Some words need to go away because they already have meanings — and they aren’t the meanings assigned to the words by the insurance industry. A binder is a plastic cover with three rings that you buy for your kids at this time of year as they head back to school; it is not temporary evidence of insurance. An endorsement is something you put on the back of a check — or at least used to, before banks simplified deposits. An endorsement is not something that modifies an insurance policy.

Mostly, many terms need to be revisited because they are opaque, and often archaic:

  • “Underwriting”? How about “assessing risk”?
  • “Actuary”? That’s a legitimate word, but I prefer the European form: “mathematician.” (“What do you do at XYZ Insurance Co.?” “I’m the mathematician.”) “Mathematician” just seems friendlier.
  • “Capitation” and “subrogation”? Important functions, but there have to be layman’s terms that can be substituted.
  • If I’m buying life insurance, good luck getting me to grasp intuitively the difference between whole life and universal life; “whole” and “universal” are practically synonyms in this context.
  • “Inland marine”? Please.

While we’re at it, let’s do away with the acronyms. All of them — at least on first reference, and mostly in subsequent references, too.

Changing the language will be hard because so many in the industry subscribe to what I think of as a 19th century sort of approach to business: Let’s make things seem as complicated as possible to justify the existence of lots of experts and intermediaries and to demand nearly blind faith by clients. This is sort of the “don’t try this at home, folks,” approach to business. Leave the complicated terms to us.

The approach has worked for insurers for a very long time. It has worked for doctors and lawyers.
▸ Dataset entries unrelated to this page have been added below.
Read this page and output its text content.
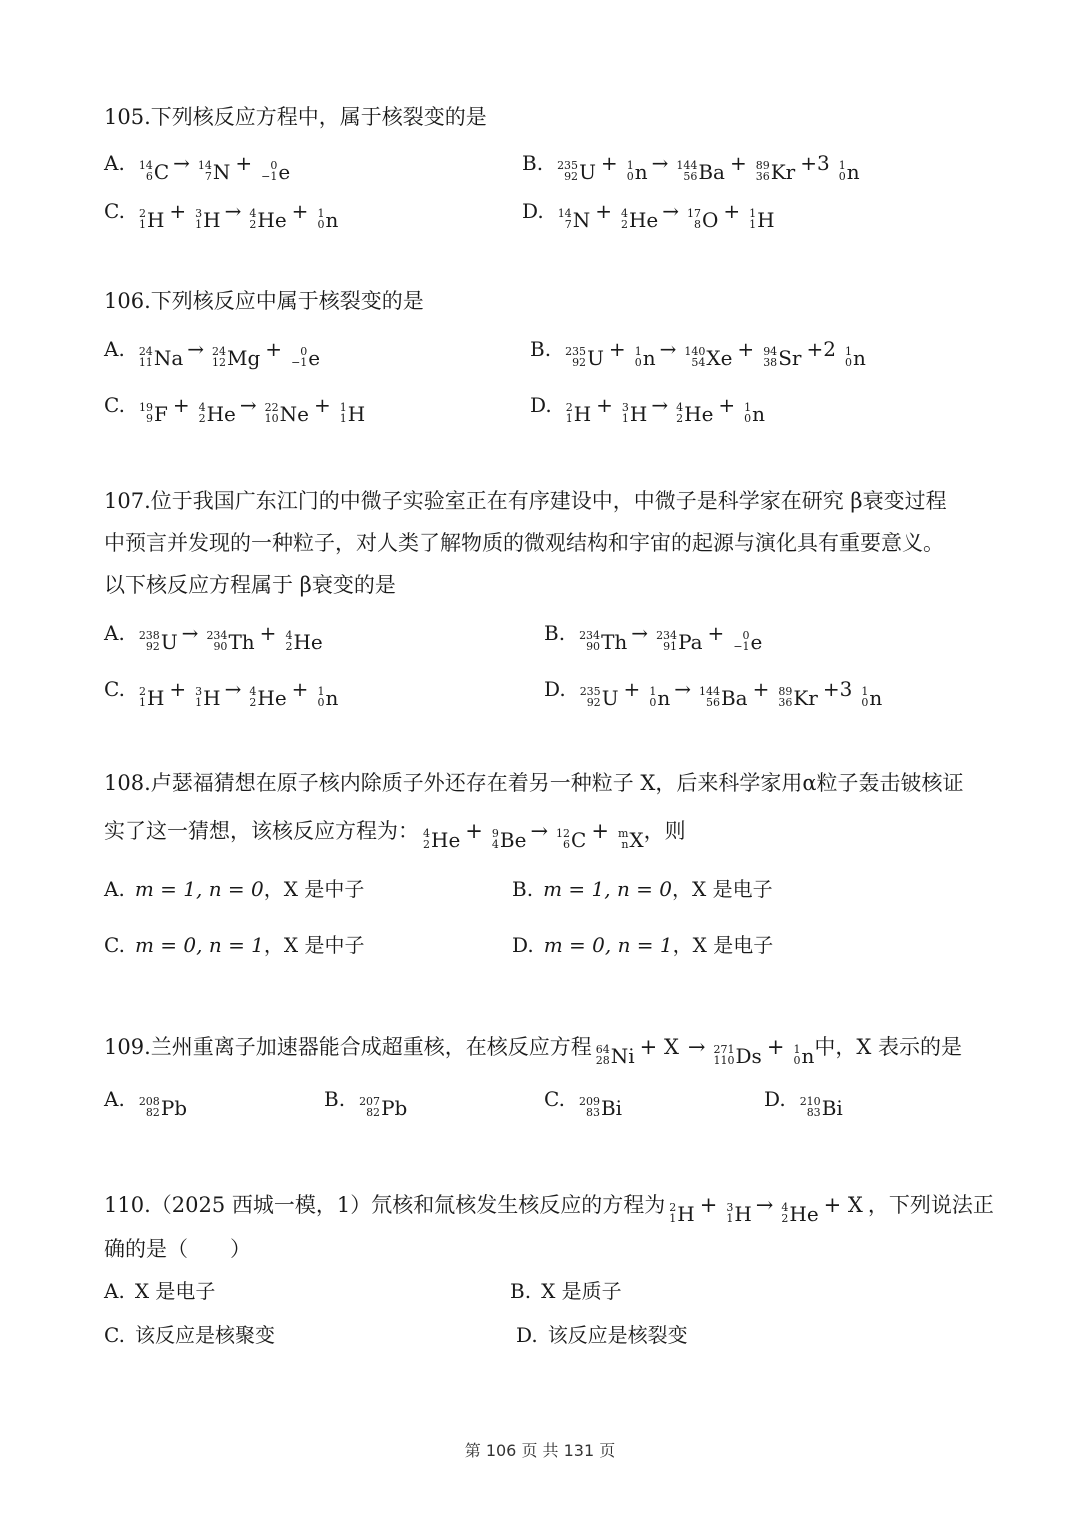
105.下列核反应方程中，属于核裂变的是
A. 14
6 C → 14
7 N + 0
−1 e	B. 235
92 U + 1
0 n → 144
56 Ba + 89
36 Kr +3 1
0 n
C. 2
1 H + 3
1 H → 4
2 He + 1
0 n	D. 14
7 N + 4
2 He → 17
8 O + 1
1 H
106.下列核反应中属于核裂变的是
A. 24
11 Na → 24
12 Mg + 0
−1 e	B. 235
92 U + 1
0 n → 140
54 Xe + 94
38 Sr +2 1
0 n
C. 19
9 F + 4
2 He → 22
10 Ne + 1
1 H	D. 2
1 H + 3
1 H → 4
2 He + 1
0 n
107.位于我国广东江门的中微子实验室正在有序建设中，中微子是科学家在研究 β衰变过程
中预言并发现的一种粒子，对人类了解物质的微观结构和宇宙的起源与演化具有重要意义。
以下核反应方程属于 β衰变的是
A. 238
92 U → 234
90 Th + 4
2 He	B. 234
90 Th → 234
91 Pa + 0
−1 e
C. 2
1 H + 3
1 H → 4
2 He + 1
0 n	D. 235
92 U + 1
0 n → 144
56 Ba + 89
36 Kr +3 1
0 n
108.卢瑟福猜想在原子核内除质子外还存在着另一种粒子 X，后来科学家用α粒子轰击铍核证
实了这一猜想，该核反应方程为： 4
2 He + 9
4 Be → 12
6 C + m
n X ，则
A. m = 1, n = 0，X 是中子	B. m = 1, n = 0，X 是电子
C. m = 0, n = 1，X 是中子	D. m = 0, n = 1，X 是电子
109.兰州重离子加速器能合成超重核，在核反应方程 64
28 Ni + X → 271
110 Ds + 1
0 n 中，X 表示的是
A. 208
82 Pb	B. 207
82 Pb	C. 209
83 Bi	D. 210
83 Bi
110.（2025 西城一模，1）氘核和氚核发生核反应的方程为 2
1 H + 3
1 H → 4
2 He + X ，下列说法正
确的是（　　）
A. X 是电子	B. X 是质子
C. 该反应是核聚变	D. 该反应是核裂变
第 106 页 共 131 页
If a cynical T.A. in a philosophy class in college way back when is to be believed, it worked for Hegel, too — he supposedly wrote a short, clear version of his big idea (thesis/antithesis/synthesis), and no one took him seriously; he then wrote a 1,000-page, nearly impenetrable version, called it merely the introduction to his ideas and found lasting fame.

But things have changed since Hegel wrote in the early 1800s. Now, if I want to remind myself about Hegel, I turn to Wikipedia and its clear, little summary; I don’t crack open The Phenomenology of Spirit. Change has accelerated in recent years, to the point where even doctors find themselves having to communicate more with patients in plain English.

If doctors can simplify how they communicate about the mind-boggling issues involved in medicine, then the rest of us can figure out how to talk the talk in insurance. We need to begin by taking a hard look at every term we use and revising many of them, from the perspective of a total newbie customer, so we talk to customers the way they expect us to talk to them.

That’s the only way to lay the groundwork for the broad improvements in the customer experience that we all want to deliver and that customers are increasingly demanding.